The Torah often withholds pertinent information from us in order that we glean the details of the law from the oral Torah. However, there are times when the Torah is supposedly verbose about “irrelevant” details. For example, it details the descendants of Esav or the repetition of Pharaoh’s dream. Similarly the slave, Eliezer’s, recounting of events when he searched for a wife for his master, Yitzchak. Why the Torah does this is often a mystery.

This week’s parsha is another example of the Torah going into great detail about a topic that seemingly has no relevance to our lives. The Torah describes the construction and creation of the Mishkan in the minutest of detail.

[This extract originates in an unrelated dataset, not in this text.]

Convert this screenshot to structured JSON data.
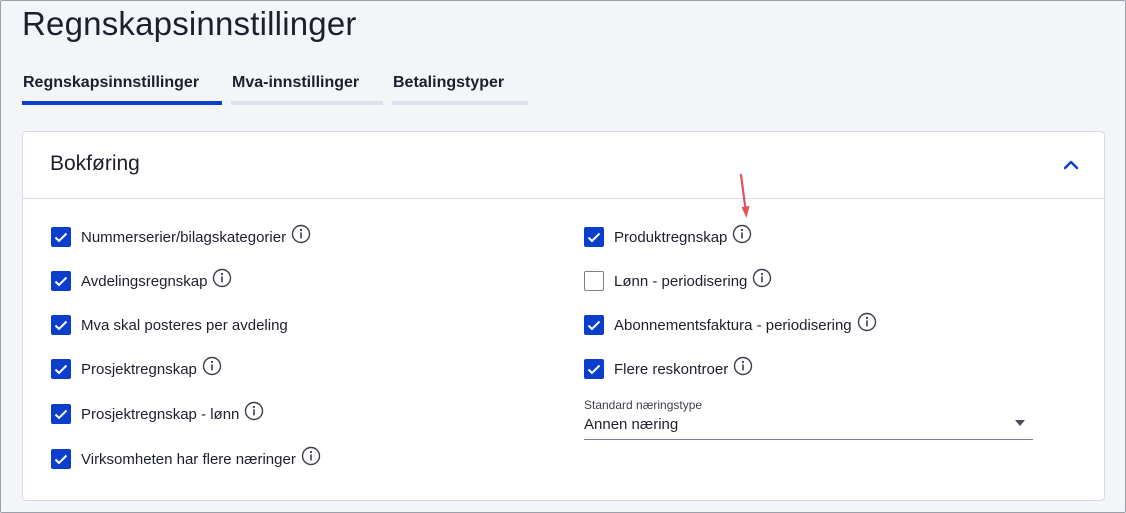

The Kli Yakar with his great brilliance and insight has some explanations about why the Torah goes into the excruciating details of every measurement of the Mishkan’s construction.

The Kli Yakar looks at the three vessels that had crowns – the ark, the table, and the small golden altar. He explains that these crowns represent none other than the three crowns enumerated by Pirkei Avot. The ark which housed the Torah and the tablets represents the Crown of Torah. The table represents the Crown of Kingship, and the altar, the Crown of Priesthood.

But his genius comes to the fore when he analyses the measurements delineated by the Torah. He points out how the ark’s measurements are all in fractions, the altar’s is whole numbers, and the table has a mixture of fractions and whole numbers.

He explains that when it comes to Torah (represented by the ark) one can never attain completion in one’s understanding or mastery of Torah. This is why the measurements are all in fractions.

When it comes to the table, one should, on the one hand, view one’s wealth as complete and be totally satisfied with one’s portion. However, on the other hand, one should never strive to fill oneself up, but rather be lacking in some respects.

Finally, the altar, which represents service of Hashem, cannot be fractured at all. One’s devotion and commitment has to be total and unwavering and therefore, the measurements are all whole numbers.

This should open our eyes to the fact that the Torah in its infallibility has many secrets and mysteries for us to discover that are indeed very relevant to our daily lives.